Sr Josette Pannatier
Le livre se divise en trois parties :
Contexte colonial : L’arrivée des Européens à Madagascar, les enjeux religieux et politiques des missions catholiques, et la place de la congrégation dans ce mouvement.
Établissement et vie quotidienne : À travers journaux, lettres et articles d’époque, on suit l’implantation des sœurs dans les régions de Mitsinjo, Namakia, Antananarivo… et leur adaptation à un monde inconnu.
Récits de vie (années 70 à aujourd’hui) : Cinq témoignages (trois religieuses et un couple laïque) racontent ce que signifie devenir missionnaire, vivre l’altérité, et voir évoluer ses propres convictions. Leur parole, préservée tant que possible dans sa forme orale, révèle des émotions, des regrets, des joies, et une transformation progressive des mentalités.
Plus de 200 photographies, issues des archives de la congrégation, illustrent ces vies, ces lieux, ces moments. Elles sont un écho visuel à des récits qui, par leur subjectivité même, révèlent une vérité différente documents officiels.
Aujourd’hui, la majorité des Sœurs de Saint Maurice sont d’origine malgache.

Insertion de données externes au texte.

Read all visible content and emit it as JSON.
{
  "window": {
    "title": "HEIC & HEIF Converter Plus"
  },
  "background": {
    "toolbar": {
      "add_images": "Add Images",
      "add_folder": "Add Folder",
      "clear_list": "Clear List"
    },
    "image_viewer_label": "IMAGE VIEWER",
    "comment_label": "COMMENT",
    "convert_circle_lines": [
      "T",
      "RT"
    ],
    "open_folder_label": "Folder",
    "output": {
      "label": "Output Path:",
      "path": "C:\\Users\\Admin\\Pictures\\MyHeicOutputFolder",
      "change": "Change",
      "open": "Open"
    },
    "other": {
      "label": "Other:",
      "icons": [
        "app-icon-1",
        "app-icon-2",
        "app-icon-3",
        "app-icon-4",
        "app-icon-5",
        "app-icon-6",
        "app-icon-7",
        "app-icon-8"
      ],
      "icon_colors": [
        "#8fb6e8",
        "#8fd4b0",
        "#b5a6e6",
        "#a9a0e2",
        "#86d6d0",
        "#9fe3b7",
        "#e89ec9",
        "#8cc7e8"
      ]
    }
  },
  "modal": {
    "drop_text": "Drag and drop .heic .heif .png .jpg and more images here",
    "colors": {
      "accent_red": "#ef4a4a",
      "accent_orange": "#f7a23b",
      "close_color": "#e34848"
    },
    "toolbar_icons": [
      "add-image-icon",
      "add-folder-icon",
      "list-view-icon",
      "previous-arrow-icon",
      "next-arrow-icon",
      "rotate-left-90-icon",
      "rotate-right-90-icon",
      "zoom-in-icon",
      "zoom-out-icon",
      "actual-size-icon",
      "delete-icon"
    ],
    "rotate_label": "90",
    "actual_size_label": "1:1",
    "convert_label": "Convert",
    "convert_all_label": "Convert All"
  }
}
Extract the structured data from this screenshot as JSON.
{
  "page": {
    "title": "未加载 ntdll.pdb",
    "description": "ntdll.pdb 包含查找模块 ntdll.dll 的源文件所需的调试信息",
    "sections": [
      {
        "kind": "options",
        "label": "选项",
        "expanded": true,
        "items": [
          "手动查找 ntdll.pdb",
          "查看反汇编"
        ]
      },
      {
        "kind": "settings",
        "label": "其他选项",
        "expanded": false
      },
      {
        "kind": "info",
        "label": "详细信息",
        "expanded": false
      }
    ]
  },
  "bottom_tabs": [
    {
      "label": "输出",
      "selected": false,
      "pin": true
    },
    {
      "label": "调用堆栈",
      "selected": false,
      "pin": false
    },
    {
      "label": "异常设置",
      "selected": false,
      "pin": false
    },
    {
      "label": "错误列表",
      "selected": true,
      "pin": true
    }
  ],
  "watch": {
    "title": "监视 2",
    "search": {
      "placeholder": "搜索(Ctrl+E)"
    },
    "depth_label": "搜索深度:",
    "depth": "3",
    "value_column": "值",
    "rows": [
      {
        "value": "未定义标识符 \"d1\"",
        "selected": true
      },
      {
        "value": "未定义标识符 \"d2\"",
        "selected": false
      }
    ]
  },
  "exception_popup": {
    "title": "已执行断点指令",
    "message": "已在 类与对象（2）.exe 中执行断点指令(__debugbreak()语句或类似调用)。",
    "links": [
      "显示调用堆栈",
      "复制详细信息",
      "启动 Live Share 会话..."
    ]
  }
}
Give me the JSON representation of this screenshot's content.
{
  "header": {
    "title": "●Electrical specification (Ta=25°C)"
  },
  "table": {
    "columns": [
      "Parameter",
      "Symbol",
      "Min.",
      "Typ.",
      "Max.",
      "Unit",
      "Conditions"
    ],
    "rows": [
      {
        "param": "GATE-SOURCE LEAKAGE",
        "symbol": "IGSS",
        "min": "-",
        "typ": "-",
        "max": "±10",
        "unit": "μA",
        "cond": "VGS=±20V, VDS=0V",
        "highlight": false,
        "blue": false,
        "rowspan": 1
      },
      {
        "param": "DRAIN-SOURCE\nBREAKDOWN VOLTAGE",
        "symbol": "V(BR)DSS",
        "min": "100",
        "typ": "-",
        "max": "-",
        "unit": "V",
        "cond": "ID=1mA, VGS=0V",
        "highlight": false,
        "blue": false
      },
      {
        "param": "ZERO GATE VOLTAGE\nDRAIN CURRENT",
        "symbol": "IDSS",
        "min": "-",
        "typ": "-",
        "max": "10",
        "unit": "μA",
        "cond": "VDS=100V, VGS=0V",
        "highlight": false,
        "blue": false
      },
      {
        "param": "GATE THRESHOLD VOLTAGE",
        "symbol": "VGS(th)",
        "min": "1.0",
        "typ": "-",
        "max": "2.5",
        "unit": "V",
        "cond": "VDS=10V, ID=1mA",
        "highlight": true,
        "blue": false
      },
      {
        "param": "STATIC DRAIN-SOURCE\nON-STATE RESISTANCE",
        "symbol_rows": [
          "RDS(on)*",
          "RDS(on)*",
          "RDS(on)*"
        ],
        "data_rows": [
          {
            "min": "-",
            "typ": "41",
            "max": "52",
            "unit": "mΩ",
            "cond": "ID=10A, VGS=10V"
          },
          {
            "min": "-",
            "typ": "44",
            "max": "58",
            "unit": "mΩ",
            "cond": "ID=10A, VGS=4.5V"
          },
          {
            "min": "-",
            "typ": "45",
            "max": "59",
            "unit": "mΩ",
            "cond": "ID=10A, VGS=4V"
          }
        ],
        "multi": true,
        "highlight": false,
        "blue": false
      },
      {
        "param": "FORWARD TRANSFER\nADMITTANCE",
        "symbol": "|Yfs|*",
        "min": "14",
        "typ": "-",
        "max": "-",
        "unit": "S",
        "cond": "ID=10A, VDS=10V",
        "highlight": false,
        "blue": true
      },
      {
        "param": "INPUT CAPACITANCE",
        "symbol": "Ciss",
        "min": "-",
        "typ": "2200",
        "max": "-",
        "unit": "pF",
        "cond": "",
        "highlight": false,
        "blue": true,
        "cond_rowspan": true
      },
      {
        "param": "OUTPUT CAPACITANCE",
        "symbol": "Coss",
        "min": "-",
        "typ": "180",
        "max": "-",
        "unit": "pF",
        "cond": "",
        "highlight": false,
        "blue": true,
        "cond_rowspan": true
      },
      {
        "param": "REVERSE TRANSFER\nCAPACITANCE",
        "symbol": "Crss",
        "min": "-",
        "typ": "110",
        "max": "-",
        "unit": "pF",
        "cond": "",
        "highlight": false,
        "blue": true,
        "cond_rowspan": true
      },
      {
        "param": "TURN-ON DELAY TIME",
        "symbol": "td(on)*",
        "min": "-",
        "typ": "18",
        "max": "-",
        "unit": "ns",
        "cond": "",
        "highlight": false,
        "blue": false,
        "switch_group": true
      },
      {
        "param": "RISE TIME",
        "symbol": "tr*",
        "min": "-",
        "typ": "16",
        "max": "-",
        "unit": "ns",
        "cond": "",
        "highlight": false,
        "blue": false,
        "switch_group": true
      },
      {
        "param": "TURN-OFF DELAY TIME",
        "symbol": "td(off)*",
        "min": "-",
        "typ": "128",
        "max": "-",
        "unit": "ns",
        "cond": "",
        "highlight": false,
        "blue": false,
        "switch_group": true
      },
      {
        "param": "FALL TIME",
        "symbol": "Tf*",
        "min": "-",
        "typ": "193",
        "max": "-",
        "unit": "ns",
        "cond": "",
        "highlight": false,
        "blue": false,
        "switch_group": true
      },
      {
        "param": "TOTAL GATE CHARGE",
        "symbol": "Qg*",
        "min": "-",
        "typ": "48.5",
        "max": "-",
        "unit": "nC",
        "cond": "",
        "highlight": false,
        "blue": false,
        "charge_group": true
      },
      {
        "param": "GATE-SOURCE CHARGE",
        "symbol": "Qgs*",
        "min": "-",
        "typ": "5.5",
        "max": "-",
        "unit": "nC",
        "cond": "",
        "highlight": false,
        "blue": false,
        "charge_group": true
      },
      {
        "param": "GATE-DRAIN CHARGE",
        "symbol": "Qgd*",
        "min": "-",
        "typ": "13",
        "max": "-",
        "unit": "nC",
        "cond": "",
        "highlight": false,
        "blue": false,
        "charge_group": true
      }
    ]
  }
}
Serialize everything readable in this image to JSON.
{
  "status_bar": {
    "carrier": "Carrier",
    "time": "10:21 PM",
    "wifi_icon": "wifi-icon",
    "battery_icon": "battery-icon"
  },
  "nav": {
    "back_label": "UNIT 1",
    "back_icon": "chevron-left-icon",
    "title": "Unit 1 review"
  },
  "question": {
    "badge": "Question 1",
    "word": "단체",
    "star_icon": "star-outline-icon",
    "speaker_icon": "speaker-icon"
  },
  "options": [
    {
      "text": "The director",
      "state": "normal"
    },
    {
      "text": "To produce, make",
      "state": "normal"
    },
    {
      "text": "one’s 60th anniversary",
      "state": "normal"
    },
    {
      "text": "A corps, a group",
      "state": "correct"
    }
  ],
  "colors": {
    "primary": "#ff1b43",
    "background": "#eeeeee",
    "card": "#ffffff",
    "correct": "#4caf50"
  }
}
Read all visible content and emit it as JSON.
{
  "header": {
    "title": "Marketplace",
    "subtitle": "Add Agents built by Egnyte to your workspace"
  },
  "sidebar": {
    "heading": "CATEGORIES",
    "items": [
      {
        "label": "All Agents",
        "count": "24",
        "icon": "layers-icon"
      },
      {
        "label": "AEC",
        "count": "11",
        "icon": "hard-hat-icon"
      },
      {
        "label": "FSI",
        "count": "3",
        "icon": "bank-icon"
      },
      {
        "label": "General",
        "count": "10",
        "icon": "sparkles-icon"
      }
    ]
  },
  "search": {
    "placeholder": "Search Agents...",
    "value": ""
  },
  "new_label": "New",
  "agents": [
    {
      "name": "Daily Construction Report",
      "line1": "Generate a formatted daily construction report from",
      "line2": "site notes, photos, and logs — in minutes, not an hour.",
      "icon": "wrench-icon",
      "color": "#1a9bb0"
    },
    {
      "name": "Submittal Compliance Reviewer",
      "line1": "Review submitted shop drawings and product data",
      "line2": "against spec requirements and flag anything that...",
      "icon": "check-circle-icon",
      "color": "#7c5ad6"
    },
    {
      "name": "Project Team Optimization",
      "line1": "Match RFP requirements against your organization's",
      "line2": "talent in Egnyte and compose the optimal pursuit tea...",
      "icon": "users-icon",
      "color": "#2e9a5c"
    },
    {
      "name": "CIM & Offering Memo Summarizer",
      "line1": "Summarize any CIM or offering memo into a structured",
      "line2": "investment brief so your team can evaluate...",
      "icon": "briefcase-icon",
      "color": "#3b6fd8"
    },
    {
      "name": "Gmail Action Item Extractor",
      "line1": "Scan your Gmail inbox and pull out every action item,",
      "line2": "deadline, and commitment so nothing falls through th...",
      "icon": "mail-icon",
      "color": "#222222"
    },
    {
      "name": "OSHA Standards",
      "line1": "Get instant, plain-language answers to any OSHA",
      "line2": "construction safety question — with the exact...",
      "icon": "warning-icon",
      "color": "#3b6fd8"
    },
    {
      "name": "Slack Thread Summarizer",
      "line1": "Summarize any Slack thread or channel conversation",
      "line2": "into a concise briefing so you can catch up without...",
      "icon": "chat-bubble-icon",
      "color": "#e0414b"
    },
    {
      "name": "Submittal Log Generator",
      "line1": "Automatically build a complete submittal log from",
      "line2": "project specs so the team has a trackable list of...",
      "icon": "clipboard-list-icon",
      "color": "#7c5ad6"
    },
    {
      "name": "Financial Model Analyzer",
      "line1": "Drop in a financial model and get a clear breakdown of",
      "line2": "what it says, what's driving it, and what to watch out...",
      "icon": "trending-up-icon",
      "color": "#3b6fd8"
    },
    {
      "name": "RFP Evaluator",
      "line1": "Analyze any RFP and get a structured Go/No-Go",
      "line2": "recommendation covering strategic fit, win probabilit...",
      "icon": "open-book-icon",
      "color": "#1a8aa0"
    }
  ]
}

Ce livre leur est offert : non comme une vérité définitive, mais comme une version à compléter, à contester, à enrichir. Parce que l’histoire n’est jamais terminée. Elle se raconte, se réécrit, se partage.
Au fil des siècles, les congrégations religieuses ont transformé Madagascar en profondeur. Elles ont influencé les politiques publiques, l’accès aux soins, à l’éducation, et façonné des générations. Mais ce n’est pas un mouvement unidirectionnel. L’Église catholique, en Afrique, s’est renouvelée non pas en imitant l’Europe, mais en s’inculturant, en s’adaptant, en se laissant transformer par les cultures locales.
C’est en Afrique que naît une théologie vivante, incarnée, ancrée dans les réalités du quotidien celle dite d’inculturation. Elle ne s’impose pas, elle écoute. Elle ne domine pas, elle dialogue. Et c’est cette Église-là, enracinée dans les terres malgaches, qui aujourd’hui nourrit l’Église universelle y compris en Europe.
Pour les Sœurs de Saint Maurice, ce va-et-vient entre le Nord et le Sud commence par une histoire légendaire. Celle de Maurice d’Agaune, soldat copte martyr au IVe siècle, dont le nom est devenu celui de leur congrégation. Venu d’Égypte, il est mort en terre suisse. Quinze siècles plus tard, des sœurs suisses partent pour Madagascar et aujourd’hui, des sœurs malgaches reviennent en Europe, à Perpignan, pour y fonder une nouvelle mission.
De Vérolliez à Mahajanga : récits de missionnaires. Par Evelyne Mertens, mis en page par Camille Carbonaro.